2. Die Parteien sind sich einig, dass die Klägerin an die Beklagte insgesamt einen Betrag von 27.406.896,55 CHF als Prämien gezahlt hat. Die Beklagte verpflichtet sich, den die geschuldete Prämie gemäß Ziff. 1. übersteigenden Betrag i.H.v. 11.151.271,81 CHF ... an die Klägerin auf deren Konto ... zu zahlen.
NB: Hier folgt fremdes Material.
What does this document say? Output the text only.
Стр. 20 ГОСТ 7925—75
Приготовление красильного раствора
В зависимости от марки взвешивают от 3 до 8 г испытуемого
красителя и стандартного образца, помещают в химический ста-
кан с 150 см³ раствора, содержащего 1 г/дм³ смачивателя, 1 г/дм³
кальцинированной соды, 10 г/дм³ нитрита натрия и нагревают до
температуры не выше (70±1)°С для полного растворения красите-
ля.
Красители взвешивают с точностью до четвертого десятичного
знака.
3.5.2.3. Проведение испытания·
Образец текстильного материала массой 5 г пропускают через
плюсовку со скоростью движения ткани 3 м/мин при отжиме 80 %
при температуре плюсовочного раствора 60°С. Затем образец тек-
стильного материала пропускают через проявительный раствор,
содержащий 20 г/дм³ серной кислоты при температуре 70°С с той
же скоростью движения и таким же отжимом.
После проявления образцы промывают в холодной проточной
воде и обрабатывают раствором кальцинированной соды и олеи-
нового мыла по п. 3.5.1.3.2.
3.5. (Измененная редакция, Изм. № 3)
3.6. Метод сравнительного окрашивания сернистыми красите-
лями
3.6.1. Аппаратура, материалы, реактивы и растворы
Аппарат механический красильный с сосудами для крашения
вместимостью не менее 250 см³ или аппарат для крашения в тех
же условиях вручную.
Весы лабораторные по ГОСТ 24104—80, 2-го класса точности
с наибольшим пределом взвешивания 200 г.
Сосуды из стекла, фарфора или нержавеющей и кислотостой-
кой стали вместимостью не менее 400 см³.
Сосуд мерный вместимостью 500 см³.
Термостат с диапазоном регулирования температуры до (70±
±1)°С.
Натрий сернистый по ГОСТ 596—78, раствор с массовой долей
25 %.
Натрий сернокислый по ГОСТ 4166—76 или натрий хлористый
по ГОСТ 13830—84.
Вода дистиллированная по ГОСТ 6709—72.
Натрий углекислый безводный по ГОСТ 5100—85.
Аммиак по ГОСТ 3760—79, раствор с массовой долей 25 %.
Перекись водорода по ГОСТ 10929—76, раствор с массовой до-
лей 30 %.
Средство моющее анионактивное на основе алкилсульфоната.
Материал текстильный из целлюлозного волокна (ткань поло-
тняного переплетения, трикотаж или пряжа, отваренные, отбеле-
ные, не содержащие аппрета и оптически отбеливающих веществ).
Die Beklagte verpflichtet sich, über den in Ziff. 2 genannten Betrag hinaus weitere 9.846.728,19 CHF an die Klägerin ... auf das in Ziff. 2 genannte Konto zu zahlen.

... "

Mit der vorliegenden Klage begehrt die Klägerin Zahlung der Provision für die letzte, im Januar 2002 fällig gewordene und von der G an die Beklagte gezahlte Rate.

Die Klägerin hat die Auffassung vertreten, ihr stehe auch im Hinblick auf die letzte Prämienrate ein Anspruch auf Courtage zu. Dieser sei weder aufgrund der Kündigung des Versicherungsvertrages noch aufgrund der im Vergleich vom 22.06.2004 enthaltenen Regelungen entfallen. Die Kündigung sei unwirksam gewesen und auch der Vergleichsschluss habe nicht mehr zum Eintritt der auflösenden Bedingung im Sinne des Schicksalsteilungsgrundsatzes führen können, weil der Versicherungsvertrag im Zeitpunkt des Abschlusses des Vergleichs bereits vollständig abgewickelt gewesen sei. Der Vergleichsschluss zu Lasten der Klägerin stelle jedenfalls ein treuwidriges Verhalten der Beklagten dar.

Die Beklagte hat sich auf die Geltung des Schicksalsteilungsgrundsatzes berufen, der auch im Rahmen einvernehmlicher Vertragsaufhebung gelte. Der Vertrag sei durch Einigung mit der G zum 11.11.2001 beendet worden, wobei dem Vergleichsschluss wirtschaftlich vernünftige Erwägungen zugrunde gelegen hätten. Da bereits die Kündigung des Versicherungsvertrages wirksam gewesen sei, bestehe der Courtageanspruch jedenfalls nicht.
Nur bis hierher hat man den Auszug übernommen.